Archives de 9 janvier 2018

Par Denis Robert

Parfois, la justice peut même si elle peut peu. Pour beaucoup, l’arrestation hier à Londres d’Alexandre Djouhri est un épiphénomène.

Pour les initiés, c’est un coup de tonnerre. On parle dans la presse du financement libyen de la campagne de Sarkozy où Djouhri aurait joué un rôle essentiel. Certes. J’ai une histoire plus perso avec Djouhri. Dans l’affaire des listings truqués, il a joué un rôle clé. J’aurais tendance à penser « le rôle clé ». Il est en contact direct avec Lahoud, Villepin et Sarkozy.
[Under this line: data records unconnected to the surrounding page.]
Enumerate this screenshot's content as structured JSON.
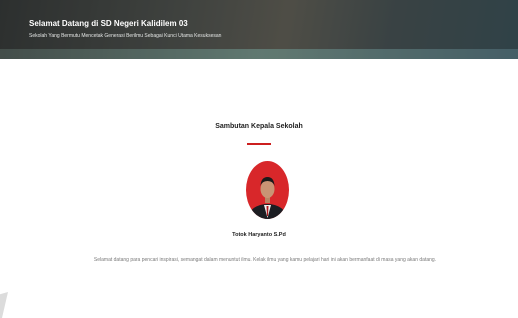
{
  "hero": {
    "title": "Selamat Datang di SD Negeri Kalidilem 03",
    "subtitle": "Sekolah Yang Bermutu Mencetak Generasi Berilmu Sebagai Kunci Utama Kesuksesan"
  },
  "principal_section": {
    "title": "Sambutan Kepala Sekolah",
    "name": "Totok Haryanto S.Pd",
    "message": "Selamat datang para pencari inspirasi, semangat dalam menuntut ilmu. Kelak ilmu yang kamu pelajari hari ini akan bermanfaat di masa yang akan datang."
  },
  "colors": {
    "accent": "#cc1f1f",
    "photo_background": "#d8272a"
  }
}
Il a le look du marionnettiste. Les écoutes téléphoniques des conversations entre lui, Guéant, Sarko, Scquarcini, Villepin sont démentes. On voit bien en les lisant (merci mediapart) qu’il les tient tous par les roubignoles… «Il faut faire une moins-value pour être honnête ? Attends, mais… je te dis, c’est des secoués complets. Ils ont vraiment un grain !» souffle le mec à Villepin. Et l’autre (Djourhi est son plus gros client) de répondre : «Plus on te tape dessus, plus c’est bon pour ton business avec des gens qui se disent : « Putain, celui-là, il est costaud ! »». Alexandre Djouhri cause aussi avec Marsaud, l’ancien juge antiterroriste devenu député: «J’ai pas de problème avec la police, j’ai juste un problème avec la presse. Parole d’honneur.» Et Marsaud qui lâche: «Va demander à Sarkozy s’il est pressé que tu rentres ! Il préfère que tu sois pas en France, que t’ailles pas voir le juge !». Le souci pour moi, c’est que l’instruction (tellement foireuse) sur les listings truqués de Clear est close. Reste le financement libyen avec les deux juges français qui vont tenter de le faire parler. L’autre va serrer les dents et faire sa mauvaise tête, c’est sûr. Il y a ici un point commun évident entre la loubarde Murielle Bolle et le loubard Alexandre Djouhri… En tout cas, cette arrestation londonienne est une bonne nouvelle. Parce qu’elle en fait suer quelques uns. Parce qu’elle montre à quel point des types comme Villepin et Sarkozy, tant vénérés dans les émissions politiques, sont (d’abord) des petits mecs, des affairistes, des âpres au gain. Djouhri les fait valser. Djouhri est un révélateur. Au sens photographique du terme. Vous plongez la bobine de ces politiques dans le bain noir, vous glissez une goutte de Djouhri. Et un autre visage apparaît, ricanant. Avec cette petite voix: « il est où le blé? le blé, le blé… ». Dans ton cul, mec.